A nurse is preparing to complete an occurrence report for a client who fell at the facility

A nurse is preparing to complete an occurrence report for a client who fell at the facility. Which of the following actions should the nurse take?

A.
Use objective terminology when documenting

B.
Wait at least 12 hours to report the occurrence

C.
Omit the name of the individuals involved

D.
Document completion of the report in the client’s medical record

The correct answer and Explanation is :

The correct action for the nurse to take is:

A. Use objective terminology when documenting

Explanation:

When completing an occurrence report for a client who has fallen at a facility, it is crucial for the nurse to use objective terminology. This means that the nurse should document facts as they are, without including subjective opinions or interpretations. Objective documentation helps ensure that the report is clear, accurate, and unbiased, which is essential for several reasons:

  1. Accuracy and Reliability: Objective terminology provides a factual account of the incident. This includes describing exactly what happened, the circumstances surrounding the fall, and any observed outcomes or injuries. For example, instead of writing, “The client seemed confused and clumsy,” the nurse should document, “The client was found on the floor in the hallway, with a visible bruise on the left knee.”
  2. Legal and Regulatory Compliance: Accurate and objective documentation is important for legal purposes. In the event of a legal investigation or regulatory review, objective reports can provide clear evidence of what occurred, which can protect both the facility and the staff from liability.
  3. Quality Improvement: Objective reports are valuable for identifying trends or recurring issues within the facility. By documenting incidents factually, facilities can analyze patterns and implement preventive measures to enhance client safety.
  4. Communication: Clear, objective documentation facilitates effective communication among healthcare providers, ensuring that all relevant details are conveyed accurately.
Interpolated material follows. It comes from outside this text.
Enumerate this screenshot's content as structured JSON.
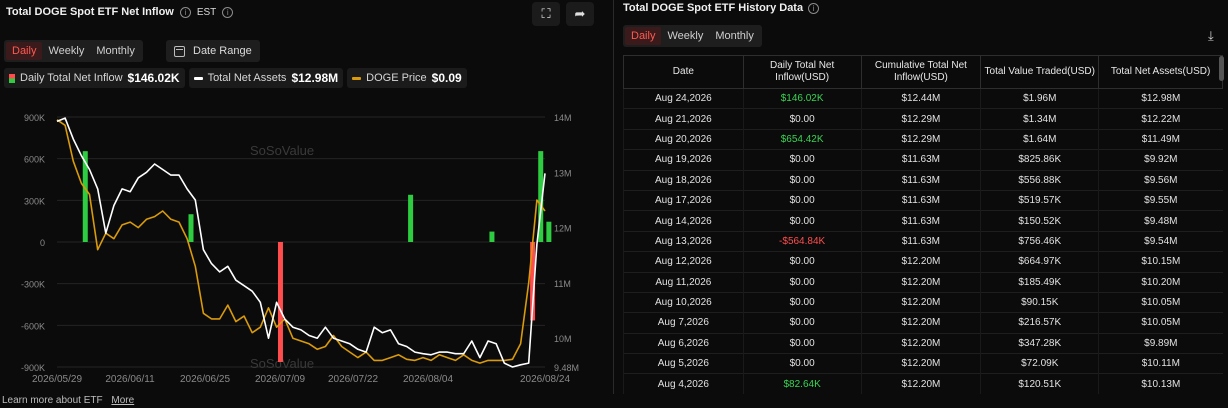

This can be critical for continuity of care and for any follow-up actions that might be necessary.

Other Options:

  • B. Wait at least 12 hours to report the occurrence: This is not advisable. Occurrence reports should be completed and submitted as soon as possible after the incident to ensure timely action and accurate recall of the events.
  • C. Omit the name of the individuals involved: This is incorrect. While the report should focus on objective facts, the names of individuals involved (such as the client and any staff present) should be included to provide a complete account of the incident.
  • D. Document completion of the report in the client’s medical record: The occurrence report itself is typically a separate document and is not included in the client’s medical record. Instead, the report is submitted to a designated department or system for review and follow-up. The medical record should reflect any relevant changes in the client’s condition or care as a result of the incident.

In summary, using objective terminology in the occurrence report ensures that the documentation is accurate, reliable, and useful for all parties involved.